Одиль оказалась легкой в общении, говорила по-русски почти без акцента. Чем-то неуловимым и узнаваемо русским: мягкой женственностью, светлостью облика, сиянием ясных серых глаз она напоминала свою сестру — Марину Влади. Машина остановилась у высоких чугунных ворот, мы вошли за ограду и увидели стоящий в центре, напоминающий старые особняки XIX столетия дом, по бокам два больших двухэтажных флигеля. «В доме, который в центре, живет наша мама с нашими детьми. А нам — налево». Мы поднялись на второй этаж левого флигеля. Рядом с Одиль шагал высокий, красивый человек, который был представлен нам как наш коллега — актер театра, в котором играла Одиль.
Мы поднимались по высоким ступеням — каменным и белым, прошли в чистые, большие комнаты с мягкой мебелью, с телевизорами в каждой комнате, и именно телевизоры в каждой комнате более всего и поразили меня. У меня дома не было ни одного. Одиль сказала: «Может, поужинаем на кухне?» Это было тоже очень «по-русски». Огромная кухня — стол из широких отполированных досок. На стенах висят длинные связки красного перца и лука. Мы уселись за стол, и наши мужчины стали открывать шампанское. Французское шампанское! Я так много читала о нем. «Клико»! Почти как у Пушкина. Бокалы звенели нежно и волнующе. И все кругом казалось волнующим, полным любви, нежности и… тайны. «Клико» разочаровало. Наше родное «Советское шампанское» было намного вкуснее и пьянило… пьянило. А это — знаменитое и воспетое в веках, оказалось кисловатым и напоминало наше «Ркацители» за рубль шестьдесят пять копеек.
Но нам было хорошо, мы расслабились. Волнение, столь сильное после того, как сыграешь с «затратой», постепенно освобождало нас от тяжести и дрожи. Мы запели. Вернее, вначале запела Одиль — «Ох, ря-бина, ря-би-на…» — выводила она старательно, не по-русски «сокращая» гласные. Они у нее звучали без русской протяжности, поэтому и песня звучала своеобразно. Мы выпили еще по бокалу и уж тут грянули с «русскими протяжными», громко, «душевно»!

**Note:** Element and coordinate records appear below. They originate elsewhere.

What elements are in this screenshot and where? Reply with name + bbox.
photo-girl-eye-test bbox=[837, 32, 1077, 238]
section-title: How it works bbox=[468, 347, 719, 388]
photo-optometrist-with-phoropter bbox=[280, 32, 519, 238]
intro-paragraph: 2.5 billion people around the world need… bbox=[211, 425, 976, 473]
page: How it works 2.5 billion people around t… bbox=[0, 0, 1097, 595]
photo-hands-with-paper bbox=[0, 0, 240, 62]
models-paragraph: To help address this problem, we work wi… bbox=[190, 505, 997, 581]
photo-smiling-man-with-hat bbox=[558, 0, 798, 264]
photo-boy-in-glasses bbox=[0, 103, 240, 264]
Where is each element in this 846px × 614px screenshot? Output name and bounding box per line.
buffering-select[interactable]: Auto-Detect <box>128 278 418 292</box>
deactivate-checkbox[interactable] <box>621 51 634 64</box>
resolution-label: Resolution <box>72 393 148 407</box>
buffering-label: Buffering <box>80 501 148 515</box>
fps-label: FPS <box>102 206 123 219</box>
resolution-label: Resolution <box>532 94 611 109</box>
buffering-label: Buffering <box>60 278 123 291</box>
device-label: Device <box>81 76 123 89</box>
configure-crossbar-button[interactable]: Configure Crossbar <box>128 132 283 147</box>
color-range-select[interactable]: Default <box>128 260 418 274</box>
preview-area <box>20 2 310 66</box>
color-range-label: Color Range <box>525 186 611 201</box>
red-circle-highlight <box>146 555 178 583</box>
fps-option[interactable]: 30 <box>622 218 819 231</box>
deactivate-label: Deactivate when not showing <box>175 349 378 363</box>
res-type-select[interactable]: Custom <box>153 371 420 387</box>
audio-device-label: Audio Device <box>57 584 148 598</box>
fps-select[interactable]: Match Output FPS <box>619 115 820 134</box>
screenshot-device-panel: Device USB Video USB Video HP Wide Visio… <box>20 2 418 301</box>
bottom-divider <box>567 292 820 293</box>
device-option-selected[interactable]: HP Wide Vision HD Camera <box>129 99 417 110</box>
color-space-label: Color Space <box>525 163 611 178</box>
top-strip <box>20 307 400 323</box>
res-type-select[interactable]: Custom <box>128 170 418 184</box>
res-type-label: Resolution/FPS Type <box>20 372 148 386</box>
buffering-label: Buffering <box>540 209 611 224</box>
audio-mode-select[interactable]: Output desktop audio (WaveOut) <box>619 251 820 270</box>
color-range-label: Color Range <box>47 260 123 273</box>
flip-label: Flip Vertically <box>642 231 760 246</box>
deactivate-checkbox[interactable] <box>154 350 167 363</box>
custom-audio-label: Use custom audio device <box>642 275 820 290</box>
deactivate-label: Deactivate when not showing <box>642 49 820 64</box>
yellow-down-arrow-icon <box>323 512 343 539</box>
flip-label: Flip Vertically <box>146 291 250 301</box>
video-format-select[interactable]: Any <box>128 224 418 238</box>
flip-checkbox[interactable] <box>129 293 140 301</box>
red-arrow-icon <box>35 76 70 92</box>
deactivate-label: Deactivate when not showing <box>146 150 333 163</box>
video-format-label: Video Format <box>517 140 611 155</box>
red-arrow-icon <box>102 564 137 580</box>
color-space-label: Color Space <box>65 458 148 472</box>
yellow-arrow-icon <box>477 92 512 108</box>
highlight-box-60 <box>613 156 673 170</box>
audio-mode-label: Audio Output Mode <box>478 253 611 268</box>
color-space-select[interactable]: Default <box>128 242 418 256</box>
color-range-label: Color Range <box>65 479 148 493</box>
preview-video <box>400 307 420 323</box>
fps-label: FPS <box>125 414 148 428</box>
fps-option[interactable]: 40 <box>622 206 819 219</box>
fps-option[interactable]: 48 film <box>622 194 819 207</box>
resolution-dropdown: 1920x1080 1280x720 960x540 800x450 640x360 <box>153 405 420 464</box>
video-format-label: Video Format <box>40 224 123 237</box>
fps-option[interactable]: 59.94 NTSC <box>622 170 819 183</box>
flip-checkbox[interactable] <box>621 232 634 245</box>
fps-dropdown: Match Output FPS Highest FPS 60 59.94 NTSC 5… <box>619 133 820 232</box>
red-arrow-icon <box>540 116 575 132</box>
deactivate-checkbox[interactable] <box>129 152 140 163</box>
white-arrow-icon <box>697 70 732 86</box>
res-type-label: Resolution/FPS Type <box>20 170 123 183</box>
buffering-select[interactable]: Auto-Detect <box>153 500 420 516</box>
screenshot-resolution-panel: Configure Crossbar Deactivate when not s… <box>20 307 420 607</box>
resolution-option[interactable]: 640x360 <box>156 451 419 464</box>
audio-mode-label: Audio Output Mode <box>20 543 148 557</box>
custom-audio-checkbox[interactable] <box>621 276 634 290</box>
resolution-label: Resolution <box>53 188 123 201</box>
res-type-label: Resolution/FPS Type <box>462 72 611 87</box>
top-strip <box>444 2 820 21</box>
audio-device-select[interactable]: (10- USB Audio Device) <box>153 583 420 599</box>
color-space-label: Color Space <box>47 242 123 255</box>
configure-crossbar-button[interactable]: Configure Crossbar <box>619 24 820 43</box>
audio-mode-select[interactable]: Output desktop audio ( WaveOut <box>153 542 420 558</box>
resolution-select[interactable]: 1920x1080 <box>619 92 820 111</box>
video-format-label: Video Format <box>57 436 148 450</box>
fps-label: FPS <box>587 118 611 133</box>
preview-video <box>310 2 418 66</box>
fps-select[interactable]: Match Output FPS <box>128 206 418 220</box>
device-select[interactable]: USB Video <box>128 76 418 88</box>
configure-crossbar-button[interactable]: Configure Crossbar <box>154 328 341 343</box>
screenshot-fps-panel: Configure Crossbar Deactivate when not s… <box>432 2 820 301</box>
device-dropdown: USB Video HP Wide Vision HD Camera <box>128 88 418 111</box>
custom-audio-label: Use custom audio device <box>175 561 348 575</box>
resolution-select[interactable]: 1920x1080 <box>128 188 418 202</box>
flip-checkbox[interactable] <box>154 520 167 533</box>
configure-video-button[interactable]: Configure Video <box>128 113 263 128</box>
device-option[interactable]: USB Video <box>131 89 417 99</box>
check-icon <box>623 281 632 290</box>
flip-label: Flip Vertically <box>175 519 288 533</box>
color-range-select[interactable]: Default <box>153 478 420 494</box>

Спутник Одиль смотрел на нас удивленно, то ли не ожидал такой мощи и открытости, то ли ему казалось, что это другая песня, не та, что пела Одиль. Выпили за наши песни и, предвкушая «русский вечер в Париже» (что само по себе экзотика), затянули «Ноченьку». Первым замолчал Женя, потом Кеша. Солировали мы с Одиль, потом она замолчала тоже. Я посмотрела в ту сторону, куда смотрел Женя, и увидела в проеме двери стоявшего еще одного красавца. Он стоял, как в раме, как «портрет в полный рост». Прямые волосы, темные и блестящие, падали ему на лоб, глаза тоже темные. Взгляд был странен. Пауза. Одиль сказала: «Знакомьтесь. Это мой муж. Он потомок Боргезе». И еще что-то про Наполеона. То ли он из рода Наполеона, то ли Боргезе где-то там давно породнились с Наполеоном. Этого я уже не уловила. Актер-коллега исчез, а когда и куда — непонятно.